After the migration, the health checks received 521 errors (meaning that the relevant configuration for a given requested domain was not found).

The issue occurred because the deployment brought in a change in the logic involved in config loading. In the previous release, a request from the health checks was satisfied even if no configuration matched. In the current version, this is not possible. To quickly fix the issue, we created a configuration for health checks.

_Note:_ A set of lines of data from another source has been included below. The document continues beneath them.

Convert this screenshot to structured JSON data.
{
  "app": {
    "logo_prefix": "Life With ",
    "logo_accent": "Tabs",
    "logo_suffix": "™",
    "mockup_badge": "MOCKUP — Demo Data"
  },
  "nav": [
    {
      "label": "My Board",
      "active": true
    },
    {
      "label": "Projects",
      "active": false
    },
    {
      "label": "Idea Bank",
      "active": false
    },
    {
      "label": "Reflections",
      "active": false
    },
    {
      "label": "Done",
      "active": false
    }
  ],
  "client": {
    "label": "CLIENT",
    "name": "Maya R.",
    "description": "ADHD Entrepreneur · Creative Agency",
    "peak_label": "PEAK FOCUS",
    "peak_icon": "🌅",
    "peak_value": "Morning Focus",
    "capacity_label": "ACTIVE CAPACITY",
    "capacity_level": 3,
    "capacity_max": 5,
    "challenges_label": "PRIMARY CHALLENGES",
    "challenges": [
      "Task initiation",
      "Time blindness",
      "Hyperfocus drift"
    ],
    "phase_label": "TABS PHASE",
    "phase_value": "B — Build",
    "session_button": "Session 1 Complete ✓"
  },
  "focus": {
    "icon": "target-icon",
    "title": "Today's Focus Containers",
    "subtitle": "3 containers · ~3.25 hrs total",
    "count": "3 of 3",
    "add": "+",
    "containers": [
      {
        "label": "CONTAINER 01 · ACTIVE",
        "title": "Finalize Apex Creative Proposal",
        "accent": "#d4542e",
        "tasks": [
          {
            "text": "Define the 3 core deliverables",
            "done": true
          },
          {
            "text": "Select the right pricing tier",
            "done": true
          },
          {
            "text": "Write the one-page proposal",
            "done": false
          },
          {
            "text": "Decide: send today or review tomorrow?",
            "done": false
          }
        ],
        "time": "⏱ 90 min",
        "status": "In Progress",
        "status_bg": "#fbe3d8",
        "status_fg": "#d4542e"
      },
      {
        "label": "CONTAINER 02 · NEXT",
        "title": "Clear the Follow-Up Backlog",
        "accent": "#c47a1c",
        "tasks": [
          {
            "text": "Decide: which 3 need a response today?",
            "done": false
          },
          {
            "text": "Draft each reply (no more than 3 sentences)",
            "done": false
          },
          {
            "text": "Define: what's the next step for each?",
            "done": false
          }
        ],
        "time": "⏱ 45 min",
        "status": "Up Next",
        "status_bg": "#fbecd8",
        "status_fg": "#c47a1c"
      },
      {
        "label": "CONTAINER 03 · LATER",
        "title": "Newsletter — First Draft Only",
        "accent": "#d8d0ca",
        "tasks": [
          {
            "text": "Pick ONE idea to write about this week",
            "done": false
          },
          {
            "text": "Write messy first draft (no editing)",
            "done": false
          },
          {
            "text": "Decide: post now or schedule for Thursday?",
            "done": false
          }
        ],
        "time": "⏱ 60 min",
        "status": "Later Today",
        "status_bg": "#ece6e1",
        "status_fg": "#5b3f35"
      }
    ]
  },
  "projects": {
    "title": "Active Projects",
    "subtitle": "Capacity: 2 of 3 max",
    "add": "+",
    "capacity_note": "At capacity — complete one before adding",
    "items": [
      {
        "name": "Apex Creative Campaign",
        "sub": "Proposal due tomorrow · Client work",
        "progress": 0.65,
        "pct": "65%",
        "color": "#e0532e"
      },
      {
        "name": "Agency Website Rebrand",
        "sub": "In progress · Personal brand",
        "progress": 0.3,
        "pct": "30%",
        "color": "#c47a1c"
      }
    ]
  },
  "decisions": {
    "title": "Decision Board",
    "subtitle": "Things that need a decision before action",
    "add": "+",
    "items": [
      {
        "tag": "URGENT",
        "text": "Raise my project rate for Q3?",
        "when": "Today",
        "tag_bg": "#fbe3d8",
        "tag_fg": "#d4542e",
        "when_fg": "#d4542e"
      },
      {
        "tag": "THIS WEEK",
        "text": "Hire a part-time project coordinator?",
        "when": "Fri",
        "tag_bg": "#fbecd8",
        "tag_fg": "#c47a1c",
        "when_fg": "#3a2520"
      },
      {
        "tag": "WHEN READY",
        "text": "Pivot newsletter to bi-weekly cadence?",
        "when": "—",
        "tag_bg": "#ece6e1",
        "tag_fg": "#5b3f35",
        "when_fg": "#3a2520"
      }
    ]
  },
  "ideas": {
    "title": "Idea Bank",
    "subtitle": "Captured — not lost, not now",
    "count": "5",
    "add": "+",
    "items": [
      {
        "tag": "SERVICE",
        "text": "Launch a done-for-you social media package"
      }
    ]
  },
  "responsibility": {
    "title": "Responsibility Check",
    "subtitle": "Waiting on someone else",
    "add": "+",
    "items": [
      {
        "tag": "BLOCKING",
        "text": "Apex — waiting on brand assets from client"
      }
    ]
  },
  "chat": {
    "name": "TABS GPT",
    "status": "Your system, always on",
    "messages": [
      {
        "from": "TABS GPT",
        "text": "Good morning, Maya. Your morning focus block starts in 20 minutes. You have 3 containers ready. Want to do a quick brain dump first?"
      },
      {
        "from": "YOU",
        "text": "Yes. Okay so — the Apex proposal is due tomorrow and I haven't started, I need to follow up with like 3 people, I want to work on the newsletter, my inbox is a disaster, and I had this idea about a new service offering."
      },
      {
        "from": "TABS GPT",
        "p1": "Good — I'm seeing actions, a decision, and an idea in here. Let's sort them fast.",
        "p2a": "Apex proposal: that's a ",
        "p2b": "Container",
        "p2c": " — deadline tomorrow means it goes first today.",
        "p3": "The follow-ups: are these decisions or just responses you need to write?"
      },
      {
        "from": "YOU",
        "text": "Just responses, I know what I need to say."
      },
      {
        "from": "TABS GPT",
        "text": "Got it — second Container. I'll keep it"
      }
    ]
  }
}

This issue was not detected in our testing phases for the following reasons:

  • no alert is configured for health checks in our staging environment.
  • the health checks are not correctly covered by automatic testing

By design, redirecting browser traffic to the origin when the platform is considered down is correct. However, we are seeing more and more cases where the origin cannot accept the traffic sent by browsers due to various reasons such as firewalls or incorrect certificates. We will improve our API to manage these edge cases.

Impacts

  • Number of customers impacted: all

Counter measures

Short term

  1. Set up alerting on our staging environment for health check
  2. Add a test covering the health checks routes

Medium term

  • Design a way to avoid origin failover when the origin doesn’t support it
Posted Oct 04, 2023 - 18:26 CEST

Resolved
This incident has been resolved since 16h35. A postmortem is in construction and will be available tomorrow.
Posted Oct 03, 2023 - 17:49 CEST
Monitoring
The situation is restored, all traffic is now routing through Fasterize as expected. A postmortem of the incident will shortly be provided
Posted Oct 03, 2023 - 16:22 CEST
Identified
Traffic is temporarily redirected to the origin of customer websites, the situation will be restored very soon.
Posted Oct 03, 2023 - 16:16 CEST
This incident affected: Acceleration.